Tratto da “la via del pepe” di Massimo Carlotto
Regia: Marco Sanna
con: Antonio Murru
musiche dal vivo: Mauro Palmas
Luci: Roberto Lamonica
ideazione e costruzione burattini: Donatella Pau
progetto e costruzione scene: Donatella Pau e Tonino Murru
Aiuto Sartoria: Simona Cadeddu, Maria Pasqua Carboni
Un uomo sulla spiaggia, portato dal mare, di cui non sappiamo nulla. Come una cosa buttata li, un relitto, un rifiuto corroso e smussato dalle onde, di cui si sono persi i contorni netti, qualcosa non più riconoscibile a cui non sappiamo dare un nome, che ha perso la sua funzione originale e adesso sta li davanti ai nostri occhi in attesa di una nuova identità.
Inizia così la nostra storia, come quella dei tanti invisibili che sbarcano sulle coste Italiane e attraversano la penisola da sud a nord per raggiungere il confine. Fantasmi, a cui viene assegnata un’identità solo nel momento in cui li si arresta e li si rinchiude, con l’unica colpa di aver esercitato il proprio diritto alla sopravvivenza, nessuno li cerca, ogni istante della loro esistenza è priva di certezze.
Lo spettacolo narra la storia di uno di loro, cerca di rendergli giustizia, ricostruisce la sua parabola umana, dalla partenza piena di sogni fino al rimpatrio forzato. Nel mezzo c’è stato un naufragio e Amal (questo è il suo nome) è stato il solo a salvarsi, la morte lo ha tenuto a galla e giocato con la sua vita, gli ha mostrato il destino dei tanti come lui che non ce l’hanno fatta, lo ha portato a spasso per il mediterraneo illustrandogli le gesta di quel popolo silenzioso, incapace di nuotare, che sfida il destino e le onde nella speranza di un domani migliore.
La morte è facile alle distrazioni, agli errori madornali, ne abbiamo tutti un esempio in famiglia: un figlio, un cugino una giovane zia, un gattino appena trovato, perdite inspiegabili dovute alla distrazione della signora con la falce. La morte si diverte con la musica, ed è questa a distrarla mentre Amal è in balia del mare. La musica arriva da molto lontano, da quello stesso luogo nell’Africa nera da cui Amal è partito, è suo nonno che canta canzoni alla luna, che intercede con sorella morte chiedendogli di prendere il posto di suo nipote. Andrà così infatti Amal si salverà grazie al sacrificio del nonno, arriverà in Italia, che forse non è neanche la nazione che desiderava come meta, finiranno li i suoi sogni e rimandato a casa, cioè in un punto qualsiasi di madre Africa, tanto è uguale, tanto sono tutti uguali.

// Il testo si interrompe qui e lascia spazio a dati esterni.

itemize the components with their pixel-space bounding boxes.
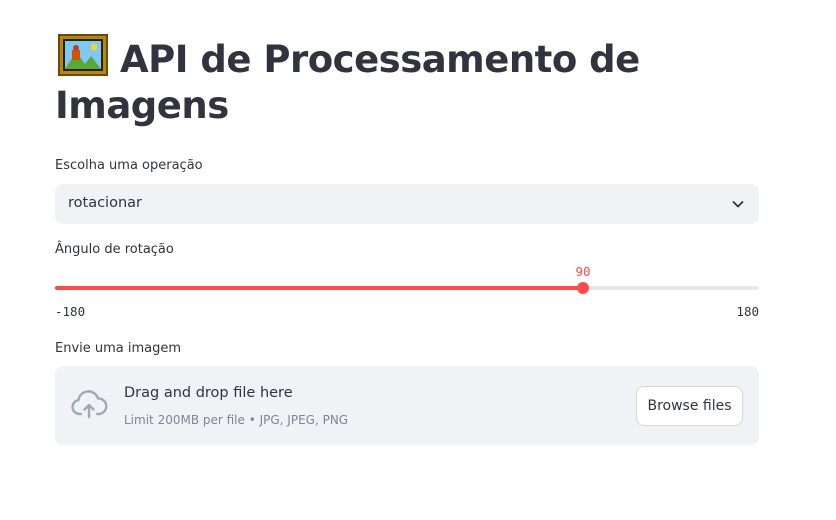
rotation-slider[interactable]: 90 -180 180 [55,262,759,322]
slider-thumb[interactable] [577,282,589,294]
framed-picture-icon [58,34,108,76]
operation-select[interactable]: rotacionar [55,184,759,224]
dropzone-instructions: Drag and drop file here [124,385,293,401]
file-dropzone[interactable]: Drag and drop file here Limit 200MB per … [55,366,759,445]
upload-label: Envie uma imagem [55,341,182,356]
slider-track[interactable] [55,286,759,290]
slider-min-value: -180 [55,304,86,319]
slider-current-value: 90 [575,264,591,279]
browse-files-button[interactable]: Browse files [636,386,743,426]
page-title: API de Processamento de Imagens [55,34,759,129]
page-title-text: API de Processamento de Imagens [55,38,640,127]
slider-max-value: 180 [736,304,759,319]
upload-limit-text: Limit 200MB per file • JPG, JPEG, PNG [124,413,349,427]
rotation-label: Ângulo de rotação [55,242,174,257]
chevron-down-icon [732,201,744,208]
operation-selected-value: rotacionar [68,195,142,211]
cloud-upload-icon [71,390,108,419]
operation-label: Escolha uma operação [55,158,203,173]
slider-fill [55,286,583,290]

Lo spettacolo è costruito su un doppio registro, da una parte la storia di Amal e del suo tragico viaggio, dall’altra una serie di personaggi che vivono una storia parallela, con i tipici equivoci della commedia all’italiana. Questo secondo piano s’interseca solo superficialmente con il primo, allo stesso modo in cui le nostre vite sono appena scalfite dalle orde di disperati che sbarcano sulle nostre coste, di cui ci accorgiamo solo nel momento in cui i loro viaggi si trasformano in stragi. I burattini, che saranno il cardine e la cifra stilistica dell’intero lavoro, sono da sempre espressione popolare per eccellenza, a loro sarà affidato l’onere di far vivere la storia attraverso le voci meno colte della nostra Italia, con quel tocco di irriverenza e sarcasmo tipico della loro tradizione.

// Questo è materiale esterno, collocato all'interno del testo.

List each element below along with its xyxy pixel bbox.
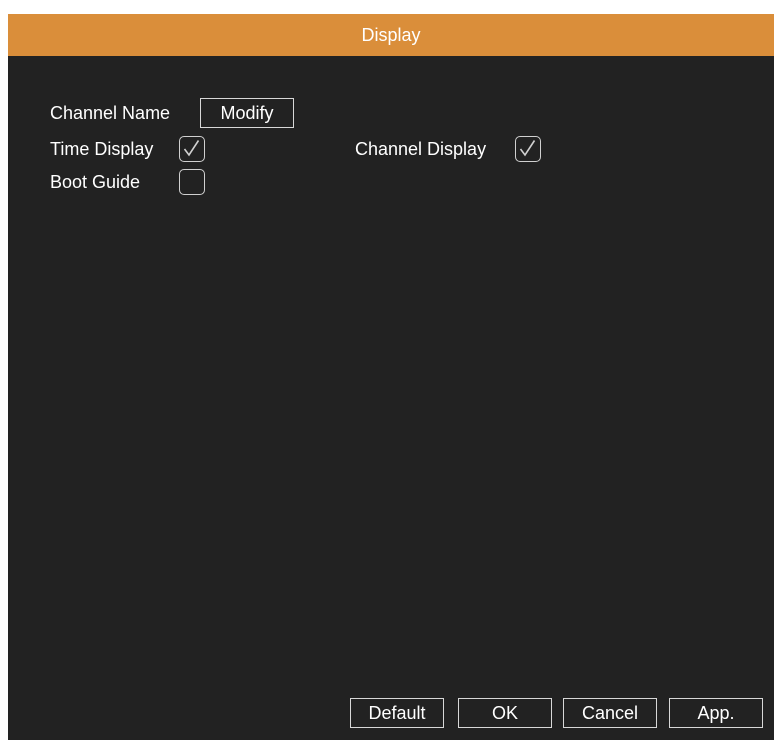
boot-guide-checkbox[interactable]	[179, 169, 205, 195]
modify-button[interactable]: Modify	[200, 98, 294, 128]
dialog-title: Display	[8, 14, 774, 56]
time-display-checkbox[interactable]	[179, 136, 205, 162]
default-button[interactable]: Default	[350, 698, 444, 728]
channel-display-label: Channel Display	[355, 139, 487, 159]
channel-name-label: Channel Name	[50, 103, 171, 123]
checkmark-icon	[183, 140, 200, 157]
apply-button[interactable]: App.	[669, 698, 763, 728]
time-display-label: Time Display	[50, 139, 154, 159]
channel-display-checkbox[interactable]	[515, 136, 541, 162]
boot-guide-label: Boot Guide	[50, 172, 141, 192]
ok-button[interactable]: OK	[458, 698, 552, 728]
checkmark-icon	[519, 140, 536, 157]
display-dialog: Display Channel Name Modify Time Display…	[8, 14, 774, 740]
cancel-button[interactable]: Cancel	[563, 698, 657, 728]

Il terzo piano del lavoro è quello della coscienza, incarnata direttamente dal burattinaio, che costantemente si sposta da dentro a fuori la rappresentazione, esprimendo tacitamente la sua costante esitazione, la sua inadeguatezza nei confronti di un dramma davanti al quale scopriamo ognuno la nostra inutilità.